A psychoanalytical star comes in for close analysis and is found deeply wanting.
Masud Khan (1924-89) came to London in something of the same way Ramu Gupta comes to New York in the 2002 film The Guru, with only a partially formed idea of what he might do but more than enough charisma to squeak by. He was tall—which, as with all things psychoanalytical, would have implications—and handsome, though with a visible deformity and all its implications. He was also very wealthy, and able to use his money and influence to attain what he wished. As psychoanalyst Hopkins writes in this lucid biography, Khan was a brilliant, impassioned student of literature; late in life, he would insist that a friend acquire a copy of Dostoyevsky’s The Idiot and read it carefully and at once, just because he wanted to talk about it.
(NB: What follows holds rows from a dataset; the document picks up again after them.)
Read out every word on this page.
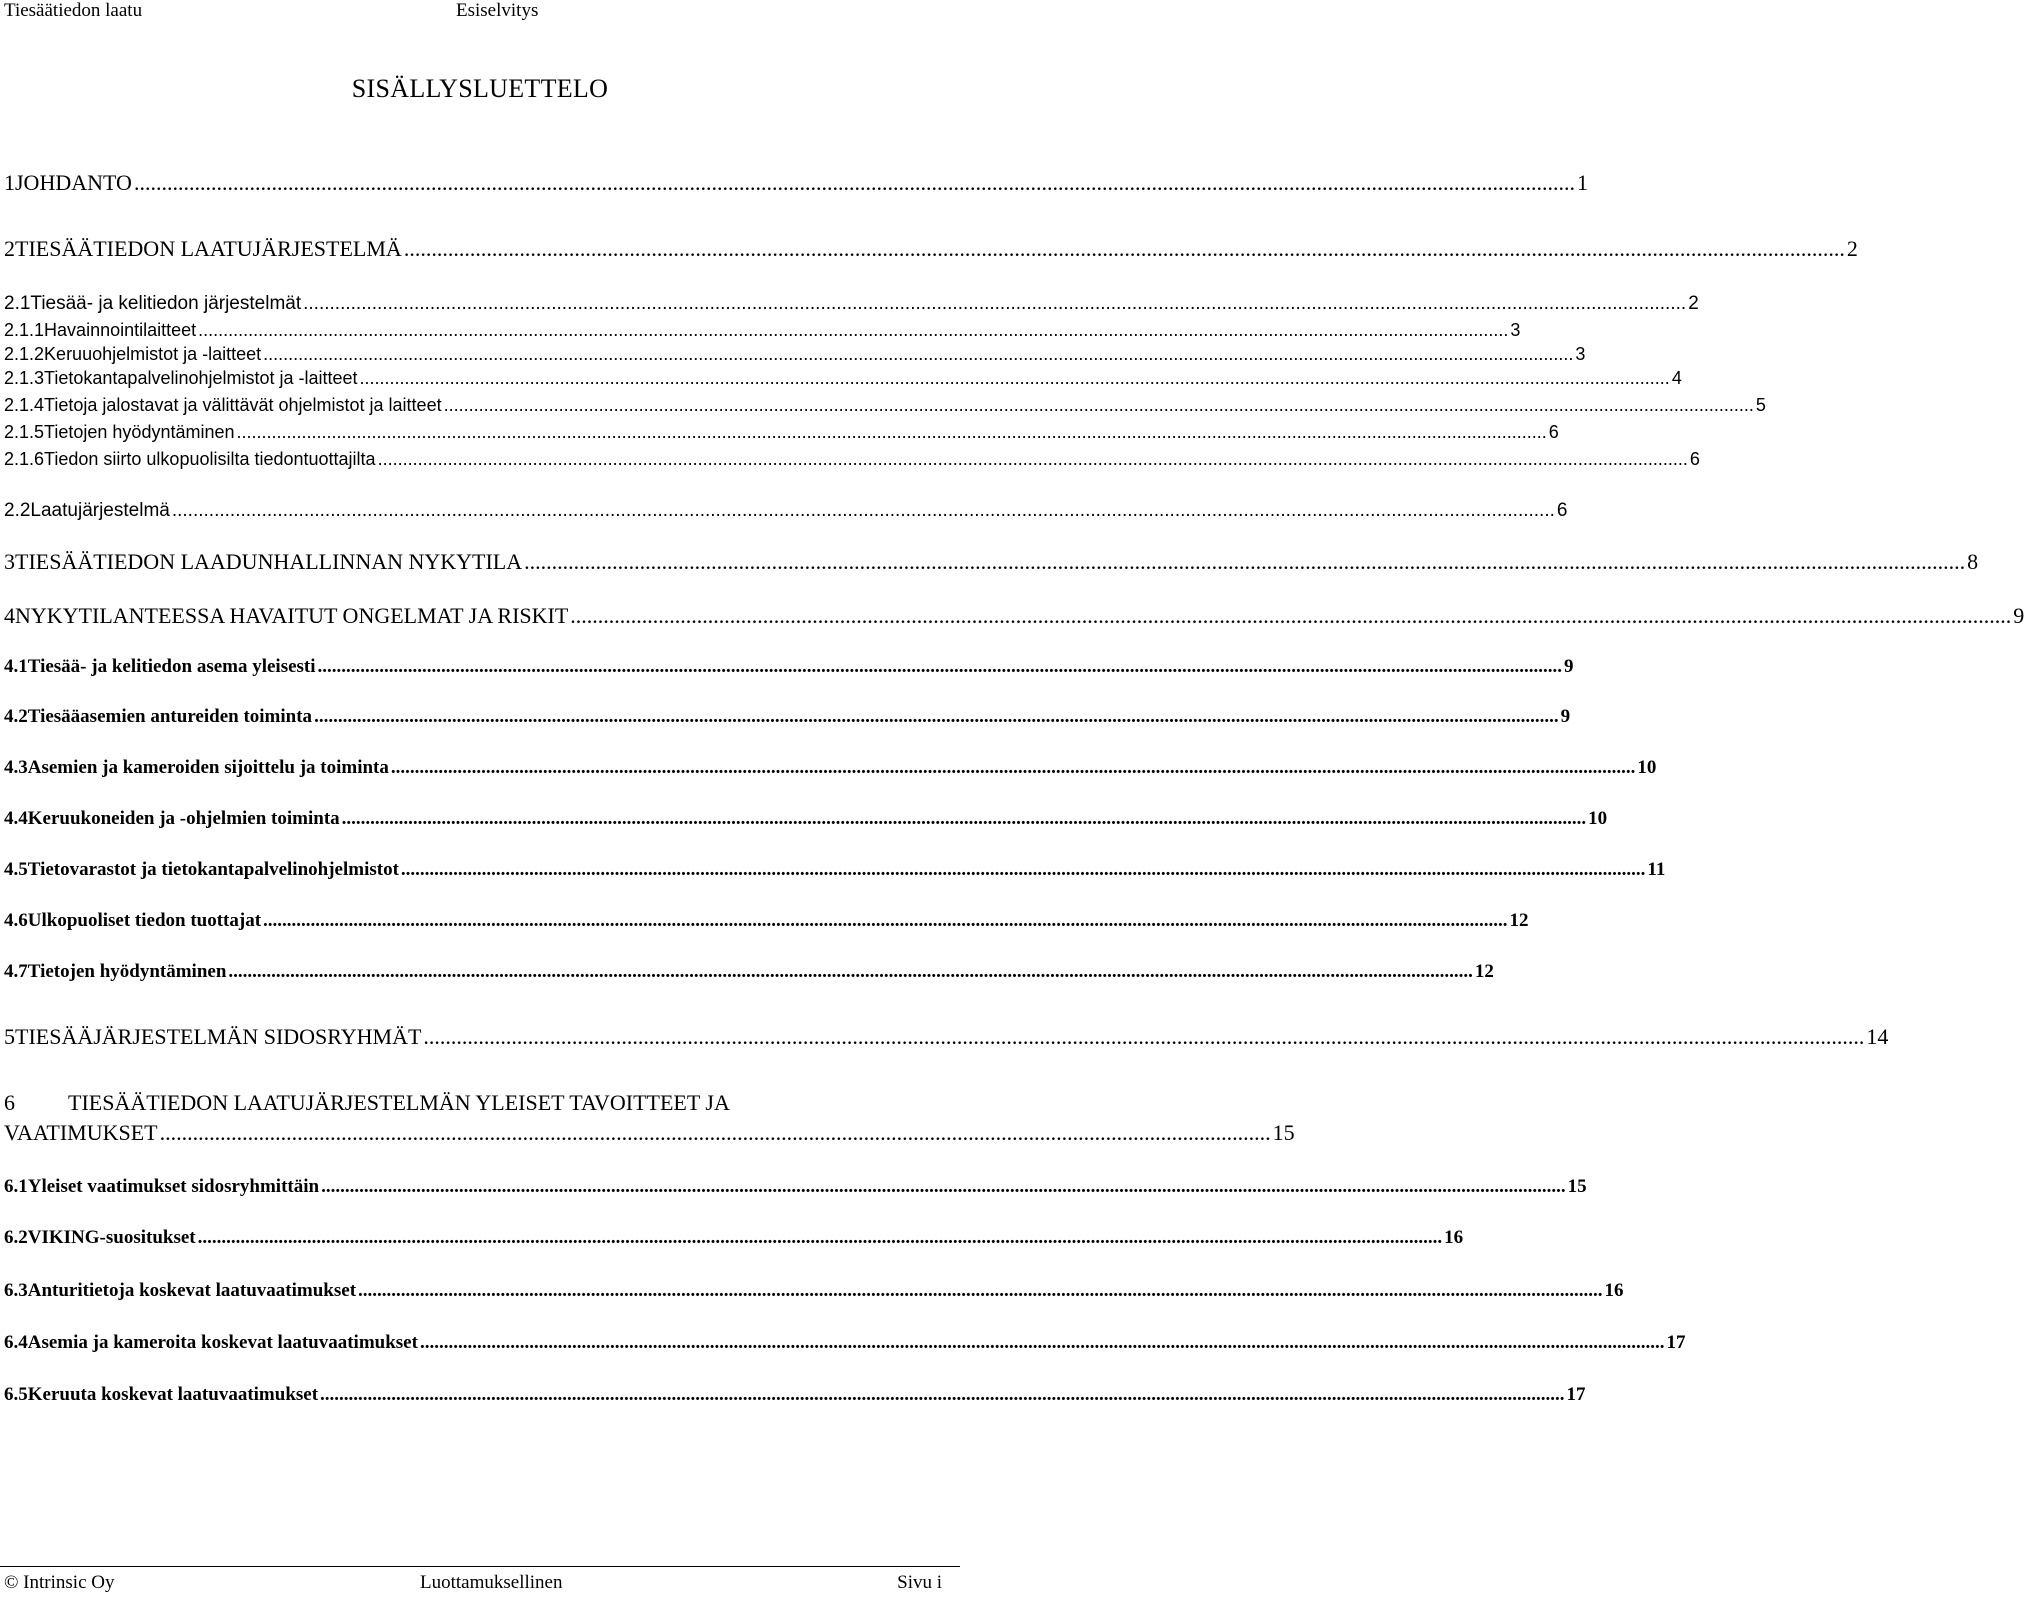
Tiesäätiedon laatu	Esiselvitys
SISÄLLYSLUETTELO
1 JOHDANTO .....	1
2 TIESÄÄTIEDON LAATUJÄRJESTELMÄ .....	2
2.1 Tiesää- ja kelitiedon järjestelmät .....	2
2.1.1 Havainnointilaitteet .....	3
2.1.2 Keruuohjelmistot ja -laitteet .....	3
2.1.3 Tietokantapalvelinohjelmistot ja -laitteet .....	4
2.1.4 Tietoja jalostavat ja välittävät ohjelmistot ja laitteet .....	5
2.1.5 Tietojen hyödyntäminen .....	6
2.1.6 Tiedon siirto ulkopuolisilta tiedontuottajilta .....	6
2.2 Laatujärjestelmä .....	6
3 TIESÄÄTIEDON LAADUNHALLINNAN NYKYTILA .....	8
4 NYKYTILANTEESSA HAVAITUT ONGELMAT JA RISKIT .....	9
4.1 Tiesää- ja kelitiedon asema yleisesti .....	9
4.2 Tiesääasemien antureiden toiminta .....	9
4.3 Asemien ja kameroiden sijoittelu ja toiminta .....	10
4.4 Keruukoneiden ja -ohjelmien toiminta .....	10
4.5 Tietovarastot ja tietokantapalvelinohjelmistot .....	11
4.6 Ulkopuoliset tiedon tuottajat .....	12
4.7 Tietojen hyödyntäminen .....	12
5 TIESÄÄJÄRJESTELMÄN SIDOSRYHMÄT .....	14
6 TIESÄÄTIEDON LAATUJÄRJESTELMÄN YLEISET TAVOITTEET JA
VAATIMUKSET .......................................................................................................................................................................................................... 15
6.1 Yleiset vaatimukset sidosryhmittäin .....	15
6.2 VIKING-suositukset .....	16
6.3 Anturitietoja koskevat laatuvaatimukset .....	16
6.4 Asemia ja kameroita koskevat laatuvaatimukset .....	17
6.5 Keruuta koskevat laatuvaatimukset .....	17
© Intrinsic Oy	Luottamuksellinen	Sivu i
He brought his literary skills to bear as an editor of psychoanalytic literature, including works by Sigmund Freud and, particularly, of the now highly regarded English analyst D. W. Winnicott (“It was part of the collusion between these two men,” writes Hopkins, using a most loaded word, “that Winnicott got most of the credit, even when Khan provided major help”). Khan was also much in demand as a therapist, though as the years wore on he was increasingly given to destructive relationships with women outside his marriage, including at least one patient, for which he was professionally reprimanded. Khan also became an alcoholic, and, though he battled cancer for years, in the end it was drinking that killed him. Hopkins concludes that Khan was “a brilliant interpreter of the self in his patients, but when it came to understanding himself, he was inconsistent.” As are all of us, which makes Khan’s fall from stardom comprehensible, if perhaps overdue.
Khan is little remembered outside analytical circles today. This likely won’t change that, but it provides insight into the works and days of a talented but tormented man.